Faith-based hunger ministries all across the commonwealth, rural and urban, will benefit from the settlement. “This is an impactful victory for those denied proper SNAP benefits,” says Larry Herrold Jr.LAMPa’s Hunger Advocacy Fellow, “but it will also provide much needed relief for Lutheran kitchens and pantries everywhere who have been stretched thin by the overwhelming number of people unable to get the financial assistance they need.”  

As people of God, we are called to be advocates for those who suffer from food insecurity and the workers and volunteers who devote their time to serving their needs. As the Evangelical Lutheran Church in America’s (ELCA) Social Statement “Caring for Health: Our Shared Endeavor” states, 

… the United States government and non-government organizations have responsibility to work with others in such areas as securing clean water and sanitation, overcoming hunger and malnutrition, preventing and combating infectious diseases, responding to disasters, and providing health services for women, men, and children who live in poverty. 

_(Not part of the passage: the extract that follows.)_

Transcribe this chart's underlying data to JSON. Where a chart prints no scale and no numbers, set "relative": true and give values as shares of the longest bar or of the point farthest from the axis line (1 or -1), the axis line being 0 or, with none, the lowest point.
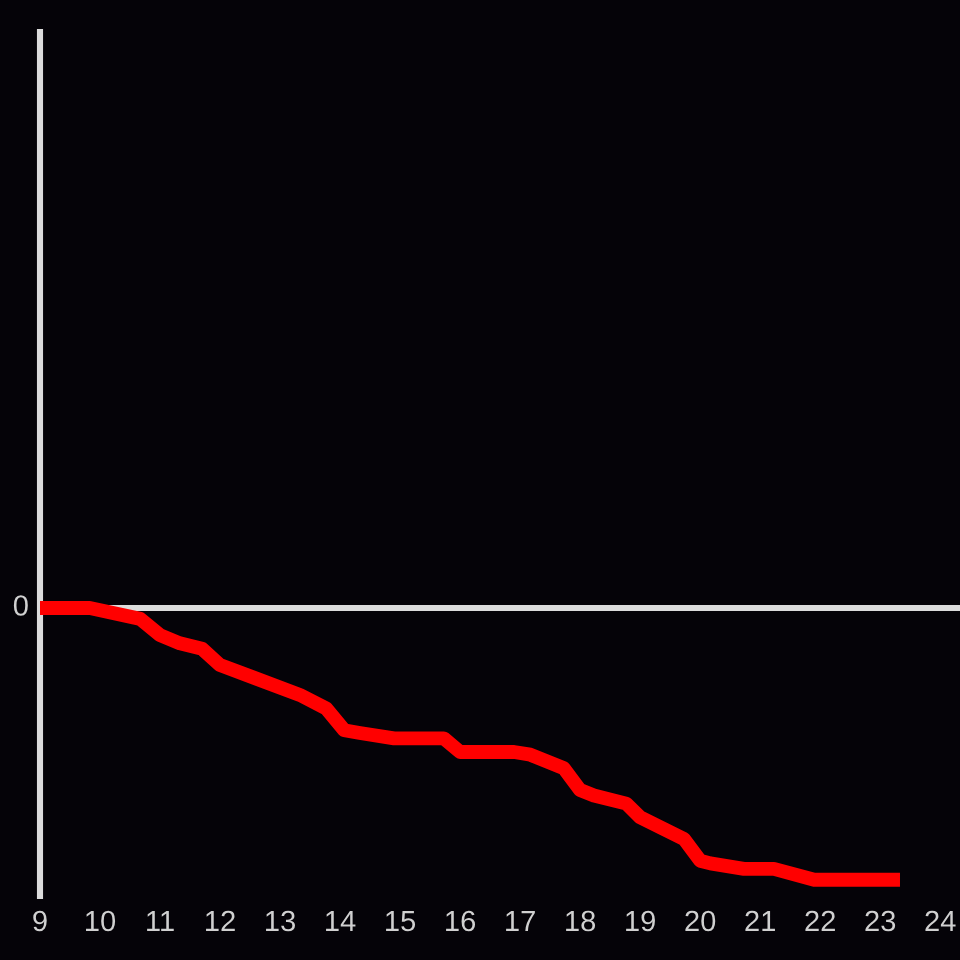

If there is one thing that this current pandemic has highlighted, it is that the issues we face as churches, communities, and a nation are intertwined. The settlement in Gilliam v. USDA is a crucial victory for the plaintiffs and others who suffer from a lack of affordable, healthy food. The work continues, though, on ensuring that our government and the institutions it cooperates with are serving the people most in need. Our food ministries and the people they serve depend upon our advocacy efforts and the government accountability which it seeks.